Speaker
Description
Characterization the equilibrium topological invariants through the dynamics quench process attracts extensive interests very recently. Usually, the characterization of non-equilibrium topological invariants shown during the dynamics quench requires information in both the time and spatial dimensions. We propose the topological holographic quench dynamics in synthetic dimension to characterize photonic topological phases. We use ring resonators to construct a pseudo spin model in the synthetic frequency dimension. The quench dynamics is triggered by initializing a trivial state which evolves under a topological Hamiltonian. Our key result is that the complete topological invariance of the Hamiltonian contained in quench dynamics can be directly demonstrated solely using the information along the time dimension. In particular, two time scale are shown during the dynamical evolution, with one time scale mimicking the Bloch momentum dimension and the other mimicking the time evolution of the state.

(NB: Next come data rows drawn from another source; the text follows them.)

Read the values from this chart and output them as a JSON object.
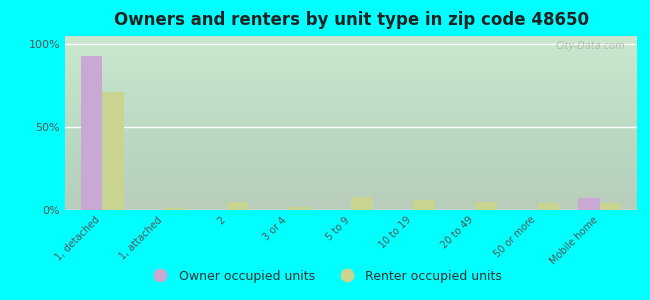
{
  "title": "Owners and renters by unit type in zip code 48650",
  "categories": [
    "1, detached",
    "1, attached",
    "2",
    "3 or 4",
    "5 to 9",
    "10 to 19",
    "20 to 49",
    "50 or more",
    "Mobile home"
  ],
  "owner_values": [
    93,
    0,
    0,
    0,
    0,
    0,
    0,
    0,
    7
  ],
  "renter_values": [
    71,
    1,
    5,
    2,
    8,
    6,
    5,
    4,
    4
  ],
  "owner_color": "#c9a8d4",
  "renter_color": "#c8d490",
  "background_color": "#00ffff",
  "yticks": [
    0,
    50,
    100
  ],
  "ylim": [
    0,
    105
  ],
  "bar_width": 0.35,
  "watermark": "City-Data.com",
  "legend_owner": "Owner occupied units",
  "legend_renter": "Renter occupied units"
}
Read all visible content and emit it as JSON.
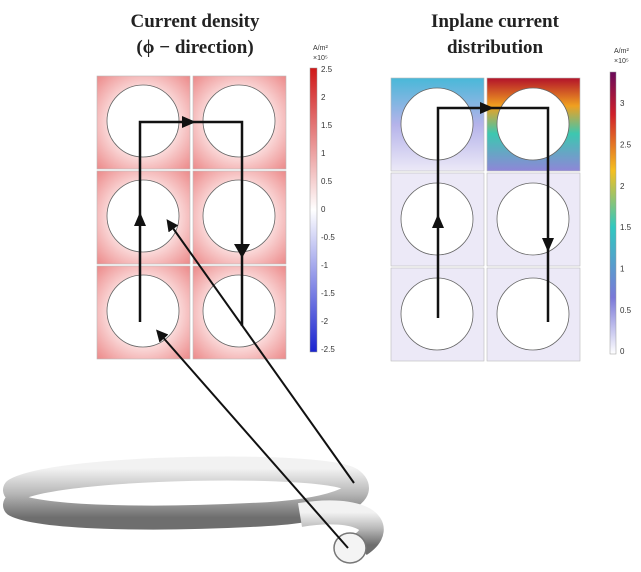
{
  "left_panel": {
    "title_lines": [
      "Current density",
      "(ϕ − direction)"
    ],
    "colorbar": {
      "unit": "A/m²",
      "scale": "×10⁵",
      "ticks": [
        "2.5",
        "2",
        "1.5",
        "1",
        "0.5",
        "0",
        "-0.5",
        "-1",
        "-1.5",
        "-2",
        "-2.5"
      ]
    }
  },
  "right_panel": {
    "title_lines": [
      "Inplane current",
      "distribution"
    ],
    "colorbar": {
      "unit": "A/m²",
      "scale": "×10⁵",
      "ticks": [
        "3",
        "2.5",
        "2",
        "1.5",
        "1",
        "0.5",
        "0"
      ]
    }
  }
}
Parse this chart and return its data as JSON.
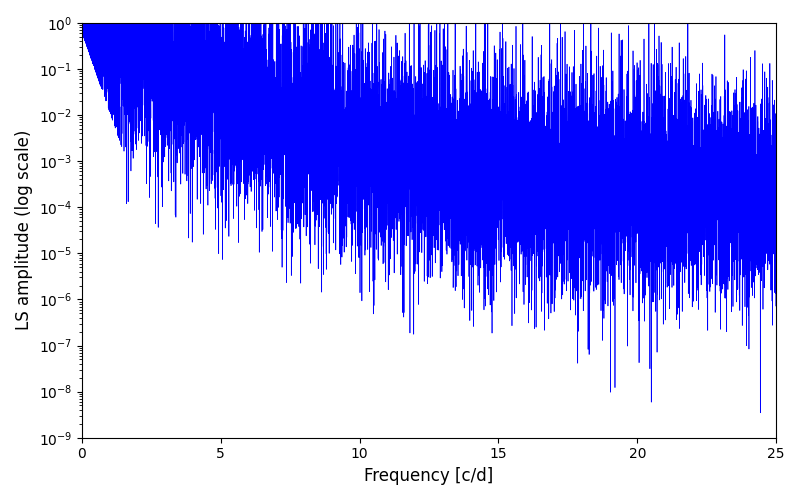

Hence, the quench dynamic is reconstructed in the two time scales, and the non-equilibrium topological invariants is obtained by using the information on the band inversion surfaces (BIS). Therefore, a universal correspondence between the quench dynamics and the equilibrium topological invariance of the spin model is obtained through utilizing the evolution of the field in the modulated ring resonators solely along the time dimension in simulations. This work shows that photonics synthetic frequency dimension can be used to study the topological non-equilibrium dynamics through quench dynamics [Light. Sci. Appl. 10, 209 (2021)].